"Who?" snapped Teal, and burst past him into the room, to see the answer to his question lying still and sprawled out in the middle of the rich carpet.
It was Maurice Vould.
Teal went over to him. He could barely distinguish the puncture of the bullet in the back of Vould's dinner jacket, but the scar in his shirt-front was larger, with a spreading red stain under it. Teal opened the dead man's fingers and detached an old Italian dagger, holding it carefully in his handkerchief.
"What happened?" he asked.
"He started raving," said Yearleigh, "about that bill of mine. He said it would be better for me to die than to take that bill into the House. I said: 'Don't be silly,' and he grabbed that dagger — I use it as a paper-knife — off the desk, and attacked me.
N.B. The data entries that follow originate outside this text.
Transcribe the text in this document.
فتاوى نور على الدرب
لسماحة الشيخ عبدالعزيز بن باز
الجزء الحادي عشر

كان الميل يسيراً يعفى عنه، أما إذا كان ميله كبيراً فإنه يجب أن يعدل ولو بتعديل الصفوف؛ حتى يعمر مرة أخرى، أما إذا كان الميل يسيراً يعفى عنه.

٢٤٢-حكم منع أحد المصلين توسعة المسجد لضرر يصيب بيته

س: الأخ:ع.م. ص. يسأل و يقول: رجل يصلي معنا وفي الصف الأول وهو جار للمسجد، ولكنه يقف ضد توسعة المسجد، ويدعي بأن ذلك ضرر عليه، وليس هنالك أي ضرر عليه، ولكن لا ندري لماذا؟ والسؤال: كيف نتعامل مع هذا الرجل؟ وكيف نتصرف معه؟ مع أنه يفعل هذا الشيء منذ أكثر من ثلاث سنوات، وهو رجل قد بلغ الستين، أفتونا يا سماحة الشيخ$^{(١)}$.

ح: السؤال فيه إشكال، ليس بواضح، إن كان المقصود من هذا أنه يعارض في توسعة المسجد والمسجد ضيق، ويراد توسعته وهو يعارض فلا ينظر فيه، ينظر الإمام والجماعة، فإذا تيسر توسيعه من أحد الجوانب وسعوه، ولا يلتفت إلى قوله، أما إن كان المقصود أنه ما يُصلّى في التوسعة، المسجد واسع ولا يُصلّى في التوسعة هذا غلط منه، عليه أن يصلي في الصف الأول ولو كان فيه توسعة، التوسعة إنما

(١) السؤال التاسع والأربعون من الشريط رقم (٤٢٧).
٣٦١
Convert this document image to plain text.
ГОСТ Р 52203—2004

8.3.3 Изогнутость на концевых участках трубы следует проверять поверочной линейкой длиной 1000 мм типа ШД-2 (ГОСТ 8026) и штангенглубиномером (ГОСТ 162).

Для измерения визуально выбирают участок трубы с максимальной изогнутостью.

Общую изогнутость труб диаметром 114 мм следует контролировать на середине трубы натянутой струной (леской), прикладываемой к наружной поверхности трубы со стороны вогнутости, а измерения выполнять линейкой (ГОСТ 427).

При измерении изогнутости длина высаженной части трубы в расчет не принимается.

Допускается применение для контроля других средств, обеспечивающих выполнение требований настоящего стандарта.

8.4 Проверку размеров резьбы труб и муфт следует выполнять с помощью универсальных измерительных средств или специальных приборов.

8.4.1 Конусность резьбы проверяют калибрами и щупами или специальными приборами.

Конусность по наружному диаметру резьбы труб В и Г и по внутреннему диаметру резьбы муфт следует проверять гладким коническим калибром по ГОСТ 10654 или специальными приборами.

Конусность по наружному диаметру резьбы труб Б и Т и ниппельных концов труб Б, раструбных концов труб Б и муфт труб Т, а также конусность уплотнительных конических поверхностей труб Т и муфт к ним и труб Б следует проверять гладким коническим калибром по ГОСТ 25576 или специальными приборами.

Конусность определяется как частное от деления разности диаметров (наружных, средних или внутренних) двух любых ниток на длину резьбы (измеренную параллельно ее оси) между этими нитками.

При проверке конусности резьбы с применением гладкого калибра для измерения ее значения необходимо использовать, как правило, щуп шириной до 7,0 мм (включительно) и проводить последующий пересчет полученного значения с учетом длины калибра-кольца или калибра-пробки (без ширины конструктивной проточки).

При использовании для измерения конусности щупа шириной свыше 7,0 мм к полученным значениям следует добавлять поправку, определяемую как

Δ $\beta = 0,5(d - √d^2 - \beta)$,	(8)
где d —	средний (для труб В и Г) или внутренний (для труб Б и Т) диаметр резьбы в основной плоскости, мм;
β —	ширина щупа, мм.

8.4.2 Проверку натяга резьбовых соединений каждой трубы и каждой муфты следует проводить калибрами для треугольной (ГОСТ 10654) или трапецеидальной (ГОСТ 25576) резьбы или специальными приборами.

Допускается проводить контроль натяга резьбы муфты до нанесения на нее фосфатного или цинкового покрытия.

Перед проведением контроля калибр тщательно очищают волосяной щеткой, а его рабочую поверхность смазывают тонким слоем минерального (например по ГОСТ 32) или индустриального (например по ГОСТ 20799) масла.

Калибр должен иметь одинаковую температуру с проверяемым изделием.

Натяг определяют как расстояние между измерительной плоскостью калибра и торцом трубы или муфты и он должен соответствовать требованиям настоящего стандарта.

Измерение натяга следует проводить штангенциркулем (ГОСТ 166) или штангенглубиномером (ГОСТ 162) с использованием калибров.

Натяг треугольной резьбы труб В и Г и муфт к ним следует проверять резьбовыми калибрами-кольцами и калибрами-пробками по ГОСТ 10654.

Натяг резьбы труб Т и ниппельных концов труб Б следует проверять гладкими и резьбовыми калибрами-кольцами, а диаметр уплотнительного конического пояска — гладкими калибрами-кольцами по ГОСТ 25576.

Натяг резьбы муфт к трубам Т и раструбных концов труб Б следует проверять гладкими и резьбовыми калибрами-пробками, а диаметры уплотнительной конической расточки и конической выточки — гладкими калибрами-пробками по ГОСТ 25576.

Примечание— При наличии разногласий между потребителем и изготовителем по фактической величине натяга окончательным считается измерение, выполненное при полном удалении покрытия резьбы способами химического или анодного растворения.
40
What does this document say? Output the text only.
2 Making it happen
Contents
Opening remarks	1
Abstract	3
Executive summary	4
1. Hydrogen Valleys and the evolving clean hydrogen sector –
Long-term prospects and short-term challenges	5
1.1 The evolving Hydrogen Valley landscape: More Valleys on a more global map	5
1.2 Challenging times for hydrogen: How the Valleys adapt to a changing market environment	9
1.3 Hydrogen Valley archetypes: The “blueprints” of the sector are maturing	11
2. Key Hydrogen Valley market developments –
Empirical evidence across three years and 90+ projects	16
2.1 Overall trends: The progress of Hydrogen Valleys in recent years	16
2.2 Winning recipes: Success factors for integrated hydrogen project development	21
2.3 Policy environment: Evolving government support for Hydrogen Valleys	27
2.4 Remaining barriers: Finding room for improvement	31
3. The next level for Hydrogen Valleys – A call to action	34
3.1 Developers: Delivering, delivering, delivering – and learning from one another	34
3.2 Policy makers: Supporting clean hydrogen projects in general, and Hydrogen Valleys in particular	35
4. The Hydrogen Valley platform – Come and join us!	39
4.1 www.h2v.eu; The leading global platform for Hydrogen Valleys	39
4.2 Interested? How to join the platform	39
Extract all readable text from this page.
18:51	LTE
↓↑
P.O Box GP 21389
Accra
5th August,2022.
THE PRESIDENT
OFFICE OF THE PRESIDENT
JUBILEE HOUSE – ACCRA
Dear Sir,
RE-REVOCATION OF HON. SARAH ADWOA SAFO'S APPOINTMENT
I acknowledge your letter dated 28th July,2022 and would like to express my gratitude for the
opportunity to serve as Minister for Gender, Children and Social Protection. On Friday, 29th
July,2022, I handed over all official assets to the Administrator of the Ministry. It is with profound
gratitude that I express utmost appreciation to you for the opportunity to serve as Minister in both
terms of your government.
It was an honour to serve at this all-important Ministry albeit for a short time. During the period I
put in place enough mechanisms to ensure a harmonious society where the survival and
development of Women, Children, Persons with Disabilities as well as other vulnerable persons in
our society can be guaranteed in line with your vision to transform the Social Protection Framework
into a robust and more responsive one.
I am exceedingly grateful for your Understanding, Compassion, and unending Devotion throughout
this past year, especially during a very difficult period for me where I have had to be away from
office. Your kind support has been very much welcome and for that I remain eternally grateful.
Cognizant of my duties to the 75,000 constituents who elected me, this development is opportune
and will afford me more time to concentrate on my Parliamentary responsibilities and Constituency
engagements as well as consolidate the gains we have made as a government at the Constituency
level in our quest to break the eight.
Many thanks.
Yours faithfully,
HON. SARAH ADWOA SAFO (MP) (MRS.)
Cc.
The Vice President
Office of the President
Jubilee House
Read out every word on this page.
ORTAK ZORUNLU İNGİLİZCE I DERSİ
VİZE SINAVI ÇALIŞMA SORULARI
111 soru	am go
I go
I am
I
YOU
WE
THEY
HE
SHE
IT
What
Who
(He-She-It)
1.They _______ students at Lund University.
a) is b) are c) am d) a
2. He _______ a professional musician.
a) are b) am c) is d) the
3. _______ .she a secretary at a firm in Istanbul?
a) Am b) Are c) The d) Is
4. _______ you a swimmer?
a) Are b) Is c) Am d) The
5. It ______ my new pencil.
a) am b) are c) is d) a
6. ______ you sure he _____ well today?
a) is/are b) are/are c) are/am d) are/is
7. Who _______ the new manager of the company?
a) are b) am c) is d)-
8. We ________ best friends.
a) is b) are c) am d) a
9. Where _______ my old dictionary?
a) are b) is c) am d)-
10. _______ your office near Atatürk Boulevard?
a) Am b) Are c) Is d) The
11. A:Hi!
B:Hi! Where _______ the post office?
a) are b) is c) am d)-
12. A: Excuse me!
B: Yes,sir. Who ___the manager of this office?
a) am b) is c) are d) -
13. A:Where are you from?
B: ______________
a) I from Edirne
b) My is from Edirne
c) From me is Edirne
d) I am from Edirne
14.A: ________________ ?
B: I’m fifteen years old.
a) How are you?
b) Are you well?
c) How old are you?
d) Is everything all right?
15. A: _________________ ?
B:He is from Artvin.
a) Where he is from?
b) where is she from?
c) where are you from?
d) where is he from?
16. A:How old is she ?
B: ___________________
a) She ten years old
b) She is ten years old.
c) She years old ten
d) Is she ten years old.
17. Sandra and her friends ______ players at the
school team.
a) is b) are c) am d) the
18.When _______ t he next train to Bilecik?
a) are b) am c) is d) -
I threw him off, but he'd become a maniac. I got a drawer open and pulled out this revolver, meaning to frighten him. He turned to the window and yelled: 'Come in, comrades! Come in and kill!' I saw another man at the window with a scarf round his face, and fired at him. Maurice must have moved, or I must have been shaken up, or something, because I hit Maurice. The other man ran away."
Still holding the knife, Teal turned and lumbered towards the open french windows. Ormer and Walmar, who had arrived while Yearleigh was talking, went after him more slowly; but the Saint was beside him when he stood outside, listening to the murmurs of the night.
In Teal's mind was a queer amazement and relief, that for once Simon Templar was proved innocent and he had not that possibility to contend with; and he looked at the Saint with half a mind to apologise for his suspicions. And then he saw that the Saint's face was deeply lined in the dim starlight, and he heard the Saint muttering in a terrible whisper: 'Oh, hell! It was my fault. It was my fault!"
"What do you mean?' asked the startled detective. Simon gripped him by the arm, and looked over his shoulder. Ormer and Walmar were behind them, venturing more cautiously into the dangerous dark. The Saint spoke louder.
"You've got your job to do," he said rather wildly."Photographers — finger-prints—"
"It's a dear case," protested Teal, as he felt himself being urged away.